Burton and Swinburne both cried out as a terrible mental force suddenly gripped them, causing beads of sweat to break out across their brows.
Through gritted teeth, Burton said, “What do you want of us? Supplication?”
They were suddenly released.
“Not at all. I mean only to cure you of your delusions.”
“What if we don’t want to be cured?” Swinburne asked.
“Your refusal would be made in the context of your misconceptions and would therefore be invalid.”
Burton crossed his arms over his chest and eyed the floor dubiously. “I see a pentagram and scribbled hieroglyphics such as might be scrawled by a cheap theatre magician, Orpheus. Do you mean to alter the human race by means of such jiggery-pokery?”
“They operate to focus the intellect in a particular manner, Sir Richard, and are as much a science as all the other emblematic languages you employ. Regarding them through Mr. Babbage’s eyes has assisted me. Do you see what I’m doing to the factory that surrounds you?”
Burton shifted his weight. His ribs gave a pang, but he was so accustomed to his injuries that he barely noticed. “I prefer not to dwell on it.”
“I’m not surprised. It no doubt confounds your senses. What you are witnessing is the folding of space and time, which, as I say, are the same thing. The factory is being constantly reconfigured without ever losing the logic that dictates its function. This is made possible by me perceiving the environment through Mr. Babbage in order to understand how you peculiar creatures apprehend it before then infiltrating into it my own comprehension, which I communicate clairvoyantly to you, removing the narrative restrictions that you apply.”

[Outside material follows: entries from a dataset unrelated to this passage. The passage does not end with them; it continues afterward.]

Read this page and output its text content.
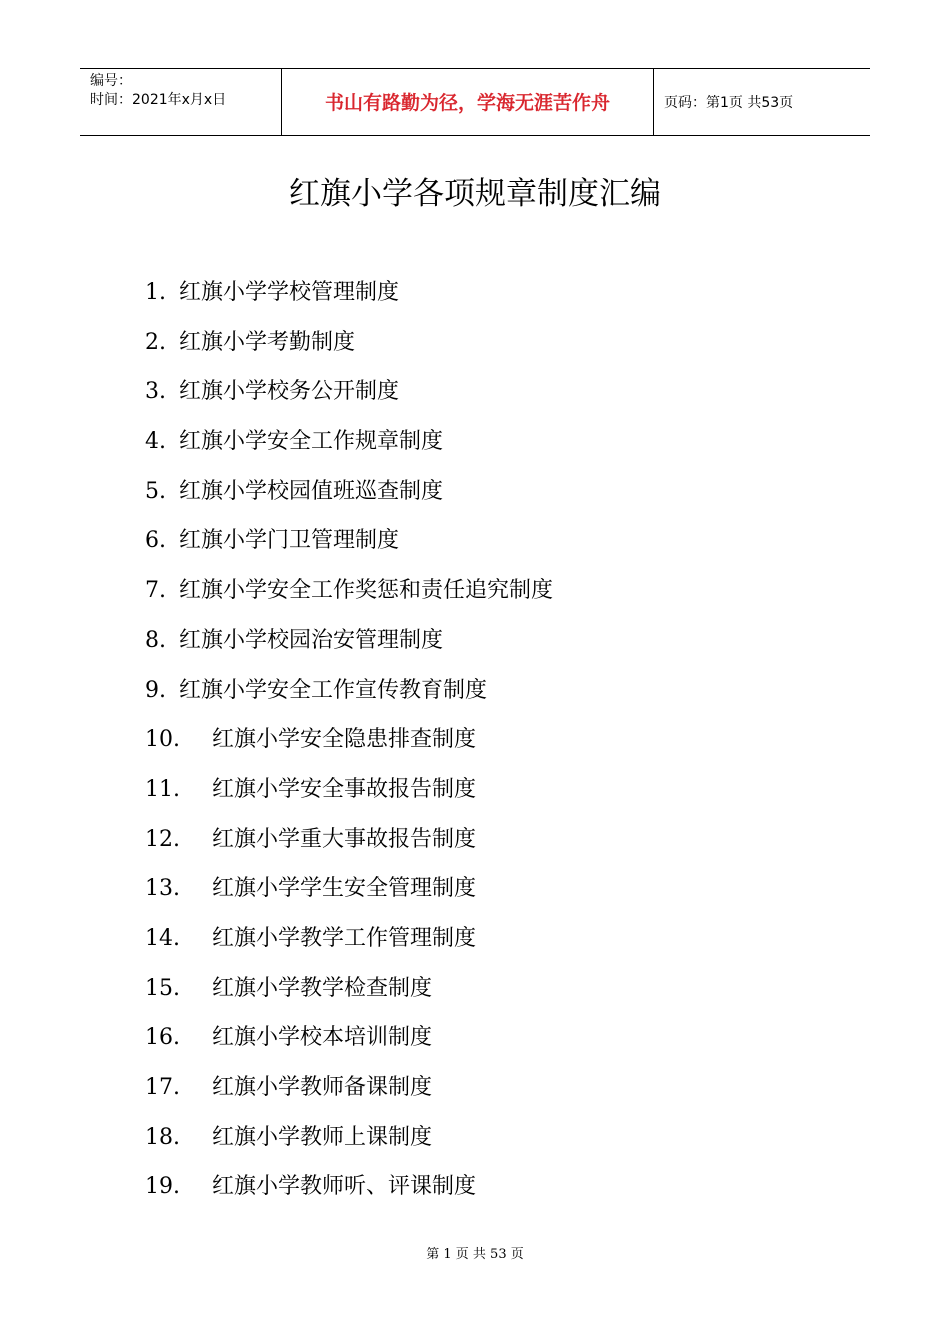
编号：
时间：2021年x月x日	书山有路勤为径，学海无涯苦作舟	页码：第1页 共53页
红旗小学各项规章制度汇编
1. 红旗小学学校管理制度
2. 红旗小学考勤制度
3. 红旗小学校务公开制度
4. 红旗小学安全工作规章制度
5. 红旗小学校园值班巡查制度
6. 红旗小学门卫管理制度
7. 红旗小学安全工作奖惩和责任追究制度
8. 红旗小学校园治安管理制度
9. 红旗小学安全工作宣传教育制度
10. 红旗小学安全隐患排查制度
11. 红旗小学安全事故报告制度
12. 红旗小学重大事故报告制度
13. 红旗小学学生安全管理制度
14. 红旗小学教学工作管理制度
15. 红旗小学教学检查制度
16. 红旗小学校本培训制度
17. 红旗小学教师备课制度
18. 红旗小学教师上课制度
19. 红旗小学教师听、评课制度
第 1 页 共 53 页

Swinburne laughed. “Ah ha! Is that all?” He punched a fist into the air. “What, and wherefore, and whence? For under is over and under. If thunder could be without lightning, lightning could be without thunder! Hey?”
After a momentary silence, Orpheus said, “What?”
“Nothing. I’m simply matching your gobbledegook with my own.”
“Define gobbledegook.”
“That which makes no sense.”
“And there we have it, Mr. Swinburn
e. Sense. As in senses. Existence, for you and your kind, must correspond to what your physical body can discern of it. I will state it again: those senses truncate reality to an extraordinary degree.”
“Piffle and hoo-ha!” Swinburne began. “If you think to—”
He was cut short by Burton, who reached out and gripped his shoulder.
The explorer looked up at the Mark III sphere. “So you are shuffling machinery about. Very impressive. What next?”
“A little more practice and I’ll have perfected the process. Then I shall extend it out into your world, touching every mind via the black diamonds. Your restrictive narratives will break down. Your senses will be obliterated.”
“But our senses are a function of our corporeal existence.”
“Quite so. Your corporeal existence is unnecessary. I shall release you from it.”
Swinburne screamed, “You mean to kill us all?”
“Death is a narrative device. It has no true meaning.”
“Orpheus,” Burton said. “What you propose is a very bad idea. You were created by a human, and, as a human, I ask you to stop.”